As her work as a bibliographer progressed, that reputation grew. Over 47 years at IGS, she worked with scholars and students across a broad range of disciplines as well as attorneys, legislators, and other public officials. In 1972, the American Association of Law Libraries gave her its Andrews Award in recognition of the immeasurable impact and wide ranging influence of her work on "almost every major problem or activity in which modern government and the legal profession is interested."

Her bibliographies, comprising of 90 publications, often broke new ground. She was among the first to conceptualize legal study in an interdisciplinary fashion that provided easier access to materials for students and scholars of law and government. All of her work was marked by a high standard of accuracy and imaginative organization as well as ground-breaking conceptualization.

In addition to her work as a bibliographer, Mrs. Tompkins edited the California Public Survey and served as a contributing editor to the academic journal Criminologica. She was a member of the American Society of Criminology, the American Society of Indexers, and the Western Governmental Research Association.

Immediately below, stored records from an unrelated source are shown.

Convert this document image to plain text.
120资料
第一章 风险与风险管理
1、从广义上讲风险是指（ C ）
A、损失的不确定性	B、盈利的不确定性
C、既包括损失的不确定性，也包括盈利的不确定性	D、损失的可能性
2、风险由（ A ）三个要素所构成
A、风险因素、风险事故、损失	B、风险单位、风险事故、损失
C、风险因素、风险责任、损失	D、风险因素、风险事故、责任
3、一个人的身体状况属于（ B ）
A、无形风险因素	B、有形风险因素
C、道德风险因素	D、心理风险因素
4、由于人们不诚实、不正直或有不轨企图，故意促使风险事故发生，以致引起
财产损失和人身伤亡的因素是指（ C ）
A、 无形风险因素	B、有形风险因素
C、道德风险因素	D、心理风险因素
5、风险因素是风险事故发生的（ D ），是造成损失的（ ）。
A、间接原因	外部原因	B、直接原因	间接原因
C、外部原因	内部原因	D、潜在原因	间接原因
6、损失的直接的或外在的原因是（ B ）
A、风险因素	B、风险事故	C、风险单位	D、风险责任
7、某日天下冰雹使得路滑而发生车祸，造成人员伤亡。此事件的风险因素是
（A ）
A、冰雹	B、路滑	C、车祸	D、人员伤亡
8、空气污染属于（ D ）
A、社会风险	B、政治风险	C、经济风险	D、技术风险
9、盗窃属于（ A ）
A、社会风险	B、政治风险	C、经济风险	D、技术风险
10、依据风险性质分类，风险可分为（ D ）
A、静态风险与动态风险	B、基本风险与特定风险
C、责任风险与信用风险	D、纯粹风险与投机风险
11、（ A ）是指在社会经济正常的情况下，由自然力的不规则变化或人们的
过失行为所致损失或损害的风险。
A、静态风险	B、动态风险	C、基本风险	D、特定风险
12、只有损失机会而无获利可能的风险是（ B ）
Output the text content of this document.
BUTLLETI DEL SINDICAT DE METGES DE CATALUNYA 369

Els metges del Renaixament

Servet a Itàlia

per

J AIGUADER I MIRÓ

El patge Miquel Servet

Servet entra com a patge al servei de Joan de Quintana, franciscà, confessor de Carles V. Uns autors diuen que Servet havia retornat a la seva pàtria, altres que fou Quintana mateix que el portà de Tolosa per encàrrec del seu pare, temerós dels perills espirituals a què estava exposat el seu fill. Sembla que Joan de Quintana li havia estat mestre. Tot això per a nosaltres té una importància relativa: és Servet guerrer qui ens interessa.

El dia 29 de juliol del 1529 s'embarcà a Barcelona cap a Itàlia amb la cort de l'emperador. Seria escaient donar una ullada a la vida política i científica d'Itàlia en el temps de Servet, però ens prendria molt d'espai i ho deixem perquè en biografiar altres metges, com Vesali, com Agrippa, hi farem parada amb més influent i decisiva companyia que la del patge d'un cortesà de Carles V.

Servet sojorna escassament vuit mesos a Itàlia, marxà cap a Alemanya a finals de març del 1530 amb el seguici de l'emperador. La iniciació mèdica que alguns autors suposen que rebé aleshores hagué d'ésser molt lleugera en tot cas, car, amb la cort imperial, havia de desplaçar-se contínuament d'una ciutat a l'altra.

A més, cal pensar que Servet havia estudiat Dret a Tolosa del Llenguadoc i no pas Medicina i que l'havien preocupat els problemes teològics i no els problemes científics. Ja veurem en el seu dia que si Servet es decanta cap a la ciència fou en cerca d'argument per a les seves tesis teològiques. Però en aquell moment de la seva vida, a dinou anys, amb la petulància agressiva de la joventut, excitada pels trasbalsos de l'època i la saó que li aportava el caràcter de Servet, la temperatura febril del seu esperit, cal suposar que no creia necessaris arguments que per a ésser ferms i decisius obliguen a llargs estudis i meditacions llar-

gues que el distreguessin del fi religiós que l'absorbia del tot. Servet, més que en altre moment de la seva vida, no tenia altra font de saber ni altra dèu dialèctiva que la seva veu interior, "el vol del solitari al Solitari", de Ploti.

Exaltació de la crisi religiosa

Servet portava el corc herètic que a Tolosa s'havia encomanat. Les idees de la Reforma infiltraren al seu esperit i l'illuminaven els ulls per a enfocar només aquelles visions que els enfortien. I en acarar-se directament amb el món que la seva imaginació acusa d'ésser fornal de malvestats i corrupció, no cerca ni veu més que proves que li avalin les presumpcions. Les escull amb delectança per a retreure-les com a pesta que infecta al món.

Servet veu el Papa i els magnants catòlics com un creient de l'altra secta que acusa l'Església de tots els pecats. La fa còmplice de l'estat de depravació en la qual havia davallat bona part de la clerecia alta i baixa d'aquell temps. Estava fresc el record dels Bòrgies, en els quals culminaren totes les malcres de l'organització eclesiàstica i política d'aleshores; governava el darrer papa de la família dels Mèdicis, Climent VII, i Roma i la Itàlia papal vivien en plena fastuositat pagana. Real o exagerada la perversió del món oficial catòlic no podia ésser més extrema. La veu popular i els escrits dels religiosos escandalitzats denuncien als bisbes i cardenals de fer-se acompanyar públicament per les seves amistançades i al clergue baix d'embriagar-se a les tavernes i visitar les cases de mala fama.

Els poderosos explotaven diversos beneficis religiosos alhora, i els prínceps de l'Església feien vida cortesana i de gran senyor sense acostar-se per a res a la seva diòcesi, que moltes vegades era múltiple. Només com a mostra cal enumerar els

Mrs. Tompkins' deceased husband John Barr Tompkins was the former Head of Public Services at the University of California, Berkeley’s Bancroft Library.

In memory of Mrs. Tompkins’ distinguished career and sustained interest in the Institute’s Library, the Dorothy Campbell Tompkins Library Endowment Fund has been established in her honor. Contributions to this memorial fund may be sent to IGS, care of Marc A. Levin, Assistant Director, Institute of Governmental Studies, University of California, 109 Moses Hall, Berkeley, CA 94720-2370.